Enter Celebrate Freedom Week, by which state representatives effectively tell teachers what to do. Touted as a means for addressing America’s infamous civic ignorance, the Kansas incarnation of the law calls for lessons “concerning the original intent, meaning and importance” of the Declaration of Independence and US Constitution “in their historical contexts.” In particular, the bill’s authors state, “The religious references in the writings of the founding fathers shall not be censored when presented as part of such instruction.”

As an elementary student, I remember the cartoon videos, mini-constitution printouts, and other civics education components of my public education, and later on the state tests and their often frustrating requirements. More importantly, though, I remember my teachers: the good and the bad, the tough graders and favorites.

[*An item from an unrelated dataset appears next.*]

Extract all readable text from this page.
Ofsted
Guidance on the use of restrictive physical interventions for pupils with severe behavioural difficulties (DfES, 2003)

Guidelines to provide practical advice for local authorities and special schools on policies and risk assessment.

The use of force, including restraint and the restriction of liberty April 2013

And ultimately, Smarsh reminds us of them. Despite the reach of policy makers and the tangled bureaucracy behind public curricula, teachers, and the way they choose to integrate legislation, are the true power holders in public schools.

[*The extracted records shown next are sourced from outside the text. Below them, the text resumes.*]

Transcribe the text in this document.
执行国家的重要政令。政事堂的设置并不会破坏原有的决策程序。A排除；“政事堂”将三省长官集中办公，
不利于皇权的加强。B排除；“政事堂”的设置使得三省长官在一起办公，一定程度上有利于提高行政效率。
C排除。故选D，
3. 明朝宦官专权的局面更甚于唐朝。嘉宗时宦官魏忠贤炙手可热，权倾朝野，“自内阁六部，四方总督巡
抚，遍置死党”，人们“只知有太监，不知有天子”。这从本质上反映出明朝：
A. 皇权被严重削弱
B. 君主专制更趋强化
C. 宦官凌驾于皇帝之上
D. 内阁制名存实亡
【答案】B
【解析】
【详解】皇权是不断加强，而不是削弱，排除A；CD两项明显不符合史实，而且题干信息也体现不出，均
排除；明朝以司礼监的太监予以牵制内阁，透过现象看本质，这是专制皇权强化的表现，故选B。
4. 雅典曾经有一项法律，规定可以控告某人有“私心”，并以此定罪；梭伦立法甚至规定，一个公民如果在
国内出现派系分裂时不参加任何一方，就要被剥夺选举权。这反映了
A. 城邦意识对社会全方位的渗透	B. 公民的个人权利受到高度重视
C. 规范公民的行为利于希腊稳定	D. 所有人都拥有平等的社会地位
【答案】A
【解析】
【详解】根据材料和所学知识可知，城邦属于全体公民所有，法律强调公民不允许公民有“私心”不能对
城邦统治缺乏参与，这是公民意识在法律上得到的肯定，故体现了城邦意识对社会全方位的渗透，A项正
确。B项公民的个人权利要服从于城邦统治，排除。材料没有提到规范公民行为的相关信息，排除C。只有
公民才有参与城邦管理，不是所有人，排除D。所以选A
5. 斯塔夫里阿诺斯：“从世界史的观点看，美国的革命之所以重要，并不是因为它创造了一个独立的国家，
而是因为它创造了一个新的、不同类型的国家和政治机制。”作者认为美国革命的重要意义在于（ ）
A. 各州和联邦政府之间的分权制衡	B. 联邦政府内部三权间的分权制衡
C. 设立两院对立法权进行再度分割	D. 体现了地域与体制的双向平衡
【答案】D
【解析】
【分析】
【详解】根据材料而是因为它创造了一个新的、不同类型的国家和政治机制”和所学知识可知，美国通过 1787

Out-of-touch policy-makers may tinker on behalf of special interests, with consequences echoing throughout budgets and curricula. But if the ultimate goal for schools is student learning, the person who wields the most influence is the one standing at the front of the classroom. Anyone who loved astronomy in the sixth grade, when the science teacher poked constellations into a flashlight-lit bed sheet, but lost interest the following year, when the teacher read about planets from a creased textbook and then napped at his desk, knows this. Teachers are the most powerful people in public education.

Julia

Sarah Gray, Joanna Rothkopf, Lindsay Abrams, Katie McDonough, Prachi Gupta & Jenny Kunter’s “Women respond to sexist category on “Jeopardy!”: This is what we really want” in Salon

I’m into funny ladies, really digging them in all ways, especially on Twitter. “I’m not looking for love, just ripe avocados” (thanks, Grace Reynolds @gracehasfriends). This is just what feminism needs, more funny ladies, more on TV, more on stage, more writing books. I loved this group post by the women of Salon about a recent episode of Jeopardy where the category was “What Women Want” and all the answers involved sexist stereotypes. The writers took the question seriously and came up with some damn fine answers about what women want.

Joannna Rothkopf – “I second and third and fourth male birth control.”
Sarah Gray – “Good, safe, stigma free, CONSENSUAL sex for all who want to have it.”
Prachi Gupta – “A Viagra-like drug for women.”
Jenny Kutner – “More female [insert professional role here] Legos.”

I would like to add a few of my own: I fifth male birth control, I want men to focus more on the female orgasm, and I’d love to find some ripe avocados.